La contribution la plus étonnante à ce débat provient du Fonds monétaire international, dont les Perspectives de l’économie mondiale d’avril 2010 contiennent un chapitre expliquant comment l’ajustement des taux de change des pays excédentaires est généralement bénéfique. Les recommandations du FMI, comprenant une section qui tente de démontrer que l’expérience du Japon de 1987 et 1989 n’était pas préjudiciable, seront perçues par la Chine comme une invitation faite par les Etats-Unis de suivre le Japon dans ce qui revient à un suicide économique.
Compte tenu de l’état de l’économie mondiale, ce message n’est pas très constructif. Une approche un peu plus sophistiquée est nécessaire. Après tout, la vraie leçon des années 1980 est qu’exercer des pressions en faveur d’ajustements des taux de change et de politiques monétaires et fiscales plus flexibles n’est pas la solution – en particulier du fait que la Chine aujourd’hui, comme le Japon alors, doit déjà tenir compte d’un déficit budgétaire considérable.
Avec le développement des marchés des changes au cours des vingt dernières années, la plupart des analystes ont estimé que la capacité des banques centrales à intervenir sur les taux de change par le biais d’interventions concertées ou non avait énormément diminué. Nous risquons aujourd’hui d’oublier cet enseignement fondamental.

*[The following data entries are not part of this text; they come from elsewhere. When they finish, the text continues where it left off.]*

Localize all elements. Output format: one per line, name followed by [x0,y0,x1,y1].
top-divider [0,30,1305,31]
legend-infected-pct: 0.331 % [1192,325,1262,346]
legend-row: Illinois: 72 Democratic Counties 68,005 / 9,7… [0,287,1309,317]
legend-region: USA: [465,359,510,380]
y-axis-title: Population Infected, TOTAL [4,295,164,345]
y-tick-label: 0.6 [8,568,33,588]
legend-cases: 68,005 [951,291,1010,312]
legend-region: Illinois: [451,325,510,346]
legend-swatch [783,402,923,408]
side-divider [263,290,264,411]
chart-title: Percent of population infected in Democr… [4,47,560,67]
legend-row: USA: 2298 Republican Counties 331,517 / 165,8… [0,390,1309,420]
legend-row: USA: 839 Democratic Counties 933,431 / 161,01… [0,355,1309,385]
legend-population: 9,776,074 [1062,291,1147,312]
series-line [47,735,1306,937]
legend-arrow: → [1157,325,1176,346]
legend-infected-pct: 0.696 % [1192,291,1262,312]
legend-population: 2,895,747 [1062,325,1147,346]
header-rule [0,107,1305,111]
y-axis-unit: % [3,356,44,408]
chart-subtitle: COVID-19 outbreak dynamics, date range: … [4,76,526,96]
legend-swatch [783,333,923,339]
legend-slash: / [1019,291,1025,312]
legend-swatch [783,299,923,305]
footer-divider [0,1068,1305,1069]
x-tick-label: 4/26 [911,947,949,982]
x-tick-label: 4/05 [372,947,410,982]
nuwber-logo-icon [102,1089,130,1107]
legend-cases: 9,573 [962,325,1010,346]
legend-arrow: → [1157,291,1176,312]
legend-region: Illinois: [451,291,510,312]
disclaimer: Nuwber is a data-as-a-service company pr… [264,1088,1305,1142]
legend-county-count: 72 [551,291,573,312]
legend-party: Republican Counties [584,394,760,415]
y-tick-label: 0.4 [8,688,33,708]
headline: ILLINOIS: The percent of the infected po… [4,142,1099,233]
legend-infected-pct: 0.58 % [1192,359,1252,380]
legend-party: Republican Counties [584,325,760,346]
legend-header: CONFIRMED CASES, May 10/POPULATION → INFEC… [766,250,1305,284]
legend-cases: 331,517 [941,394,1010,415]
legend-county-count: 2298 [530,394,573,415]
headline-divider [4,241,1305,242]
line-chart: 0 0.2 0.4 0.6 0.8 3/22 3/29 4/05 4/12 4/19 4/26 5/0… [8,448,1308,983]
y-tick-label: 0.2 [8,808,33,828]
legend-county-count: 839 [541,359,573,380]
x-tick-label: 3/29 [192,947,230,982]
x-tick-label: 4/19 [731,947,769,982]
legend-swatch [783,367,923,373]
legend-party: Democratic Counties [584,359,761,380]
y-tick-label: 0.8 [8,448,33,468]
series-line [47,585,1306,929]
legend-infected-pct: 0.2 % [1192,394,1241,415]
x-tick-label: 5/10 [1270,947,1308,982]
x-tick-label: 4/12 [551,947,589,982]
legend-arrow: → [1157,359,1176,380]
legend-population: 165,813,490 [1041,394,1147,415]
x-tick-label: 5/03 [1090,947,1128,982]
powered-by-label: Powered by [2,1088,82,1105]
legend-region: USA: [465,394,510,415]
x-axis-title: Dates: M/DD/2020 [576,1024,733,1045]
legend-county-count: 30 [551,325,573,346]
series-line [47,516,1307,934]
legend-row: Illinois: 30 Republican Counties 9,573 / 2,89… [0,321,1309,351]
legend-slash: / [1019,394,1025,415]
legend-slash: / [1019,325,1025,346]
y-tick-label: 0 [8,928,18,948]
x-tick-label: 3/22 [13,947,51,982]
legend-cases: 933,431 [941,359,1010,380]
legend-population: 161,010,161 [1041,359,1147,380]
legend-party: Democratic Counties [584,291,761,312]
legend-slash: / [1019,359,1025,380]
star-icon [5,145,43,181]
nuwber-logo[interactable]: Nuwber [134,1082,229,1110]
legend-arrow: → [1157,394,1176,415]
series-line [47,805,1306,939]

Toutes les discussions autour du taux de change artificiellement ancré du renminbi ont conduit le Premier ministre japonais Natao Kan et le président français Nicolas Sarkozy à commencer à croire qu’eux aussi pourraient essayer d’influer sur les taux de change. En fait, le président Sarkozy a promis de placer la recherche d’un « meilleur » système de changes en tête de l’ordre du jour lorsque la France présidera le G20 l’année prochaine.
Le problème est que les banques centrales mondiales ne l’entendent pas de cette oreille. L’obsession politique concernant l’amélioration du régime des changes revient à une invitation faite aux investisseurs privés de spéculer en pariant contre les banques centrales qui subissent des pressions politiques pour influencer le taux de change. Les banquiers n’en feront qu’à leur tête, et les politiciens devront, à contrecour, se résigner.
Harold James enseigne l’histoire et les relations internationales à l’université de Princeton, et est professeur d’histoire à l’Institut universitaire européen de Florence. Son dernier ouvrage est The Creation and Destruction of Value: The Globalization Cycle (La création et la destruction de valeur : le cycle de la mondialisation – ndlt).